The paper, by Andrew J. Read of the Duke University Marine Laboratory, and colleagues, notes that "fisheries bycatch poses the single greatest threat to many populations of marine mammals in the United States and elsewhere," but that "our knowledge of the global extent, nature, and impacts of direct interactions between marine mammals and fisheries is fragmentary."
The authors "obtained estimates of bycatch for 125 stocks of marine mammals in U.S. waters from published stock assessment reports." They "compiled information on bycatch for each stock from 1990 to 1999 and combined bycatch into three categories of fisheries: gillnets, trawls, and other (e.g., longlines, purse seines, traps" and "stratified these data by the three geographical regions in which they were collected: Atlantic (including the Gulf of Mexico), Pacific (including Hawaii), and Alaska."
Read and colleagues found that the mean average annual bycatch of marine mammals between 1990 and 1999 was 6,215, with bycatch of cetaceans (3,029) and pinnipeds (3,127) occurring in similar numbers. Dolphins and porpoises constituted almost the entire cetacean bycatch, with larger whales accounting for only roughly 20 per year. The majority of cetacean (84%) and pinniped (98%) bycatch was from gillnet fisheries.
There was a significant downward trend in the annual bycatch of cetaceans over the decade, with gillnet totals falling from 4,902 in 1990 to 1,051 in 1999. Conversely, average annual bycatch figures for pinnipeds remained fairly constant: 1,921 in 1990, and 2,344 in 1999. The authors argue that "some of these general trends can be explained by examining the bycatch of particular species. For example, the Gulf of Maine population of harbor porpoises (Phocoena phocoena) was subject to the largest known bycatch of any marine mammal in the United States during the early 1990s. This bycatch declined dramatically from 2,900 in 1990 (57% of cetacean bycatch) to 332 in 1999 (19% of cetacean bycatch). Several mitigation measures, including time-area closures and the use of acoustic alarms, were used in the late 1990s to reduce this bycatch."
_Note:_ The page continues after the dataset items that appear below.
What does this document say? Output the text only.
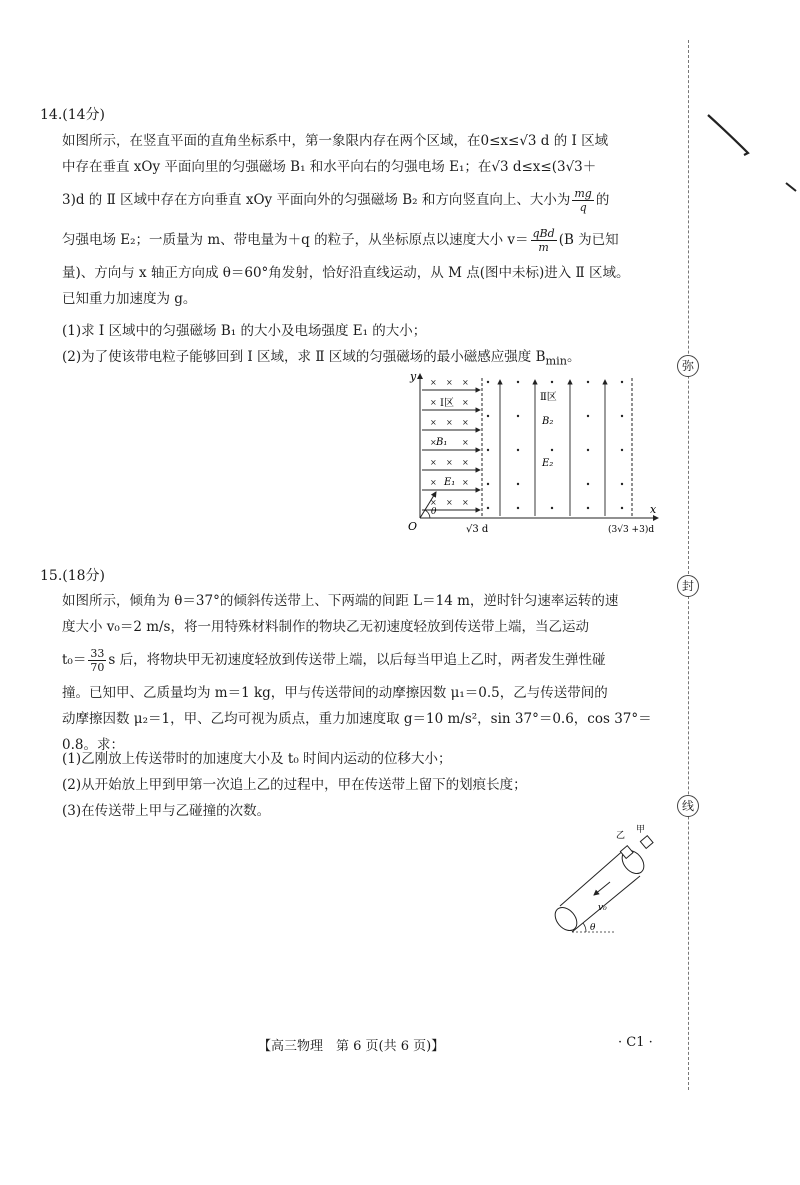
弥
封
线
14.(14分)
如图所示，在竖直平面的直角坐标系中，第一象限内存在两个区域，在0≤x≤√3 d 的 Ⅰ 区域
中存在垂直 xOy 平面向里的匀强磁场 B₁ 和水平向右的匀强电场 E₁；在√3 d≤x≤(3√3＋
3)d 的 Ⅱ 区域中存在方向垂直 xOy 平面向外的匀强磁场 B₂ 和方向竖直向上、大小为 $\frac{mg}{q}$ 的
匀强电场 E₂；一质量为 m、带电量为＋q 的粒子，从坐标原点以速度大小 $v= \frac{\text{qBd}}{m} (B$ 为已知
量)、方向与 x 轴正方向成 θ＝60°角发射，恰好沿直线运动，从 M 点(图中未标)进入 Ⅱ 区域。
已知重力加速度为 g。
(1)求 Ⅰ 区域中的匀强磁场 B₁ 的大小及电场强度 E₁ 的大小；
(2)为了使该带电粒子能够回到 Ⅰ 区域，求 Ⅱ 区域的匀强磁场的最小磁感应强度 $B_{min}$。
y
x
O	√3 d	(3√3 +3)d
× × ×
×	×
× × ×
×	×
× × ×
×	×
× × ×
Ⅰ区
B₁
E₁
θ
Ⅱ区
B₂
E₂
15.(18分)
如图所示，倾角为 θ＝37°的倾斜传送带上、下两端的间距 L＝14 m，逆时针匀速率运转的速
度大小 v₀＝2 m/s，将一用特殊材料制作的物块乙无初速度轻放到传送带上端，当乙运动
$t_0= \frac{33}{70}$ s 后，将物块甲无初速度轻放到传送带上端，以后每当甲追上乙时，两者发生弹性碰
撞。已知甲、乙质量均为 m＝1 kg，甲与传送带间的动摩擦因数 μ₁＝0.5，乙与传送带间的
动摩擦因数 μ₂＝1，甲、乙均可视为质点，重力加速度取 g＝10 m/s²，sin 37°＝0.6，cos 37°＝
0.8。求：
(1)乙刚放上传送带时的加速度大小及 t₀ 时间内运动的位移大小；
(2)从开始放上甲到甲第一次追上乙的过程中，甲在传送带上留下的划痕长度；
(3)在传送带上甲与乙碰撞的次数。
乙
甲
v₀
θ
【高三物理　第 6 页(共 6 页)】	· C1 ·
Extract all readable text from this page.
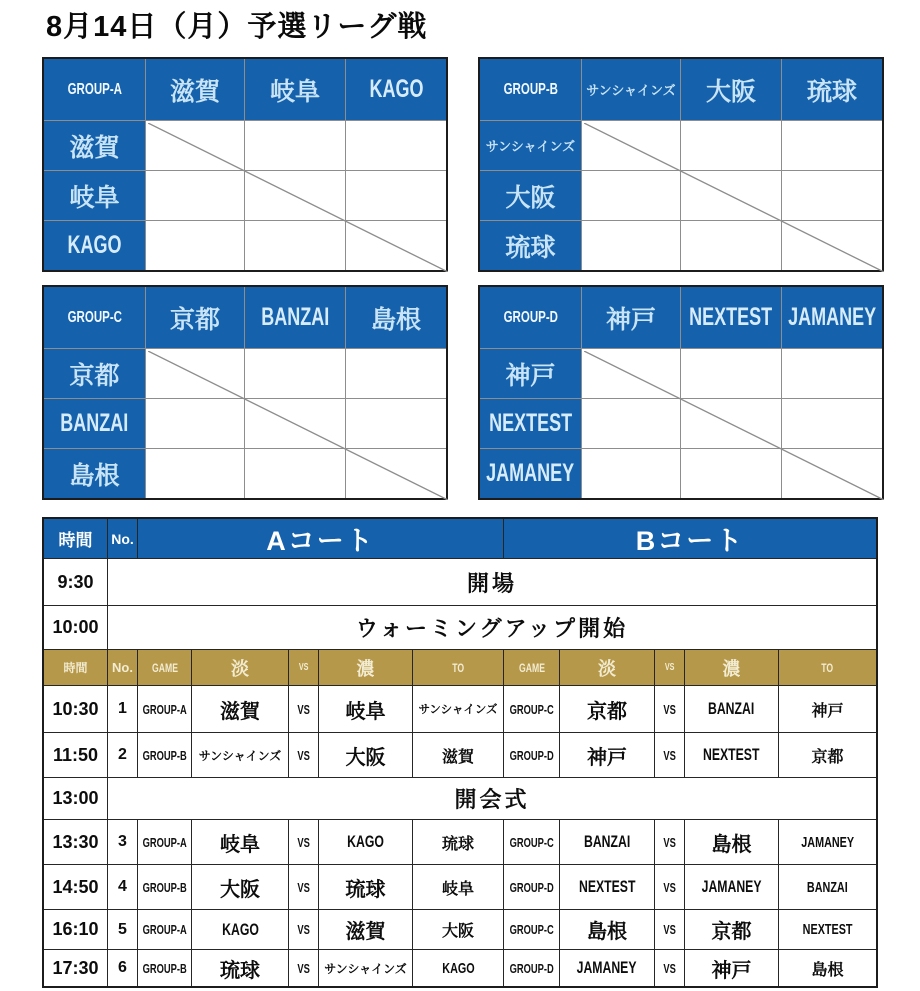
8月14日（月）予選リーグ戦
GROUP-A 滋賀 岐阜 KAGO
滋賀
岐阜
KAGO
GROUP-B サンシャインズ 大阪 琉球
サンシャインズ
大阪
琉球
GROUP-C 京都 BANZAI 島根
京都
BANZAI
島根
GROUP-D 神戸 NEXTEST JAMANEY
神戸
NEXTEST
JAMANEY
時間	No.	Aコート	Bコート
9:30	開場
10:00	ウォーミングアップ開始
時間 No. GAME	淡	VS	濃	TO	GAME	淡	VS	濃	TO
10:30 1 GROUP-A 滋賀	VS 岐阜	サンシャインズ GROUP-C 京都	VS BANZAI	神戸
11:50 2 GROUP-B サンシャインズ VS 大阪	滋賀	GROUP-D 神戸	VS NEXTEST	京都
13:00	開会式
13:30 3 GROUP-A 岐阜	VS KAGO	琉球	GROUP-C BANZAI	VS 島根	JAMANEY
14:50 4 GROUP-B 大阪	VS 琉球	岐阜	GROUP-D NEXTEST VS JAMANEY	BANZAI
16:10 5 GROUP-A KAGO	VS 滋賀	大阪	GROUP-C 島根	VS 京都	NEXTEST
17:30 6 GROUP-B 琉球	VS サンシャインズ KAGO	GROUP-D JAMANEY VS 神戸	島根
Read and colleagues also extrapolated the U.S. figures to estimate global totals, yielding an annual bycatch estimate of 653,365 marine mammals worldwide. While recognizing that this figure is crude, they also suspect that it is an underestimate, primarily because it is based on numbers of fishing vessels worldwide, and the registry of fishing vessels in the [United Nations Food and Agriculture Organization] database is incomplete.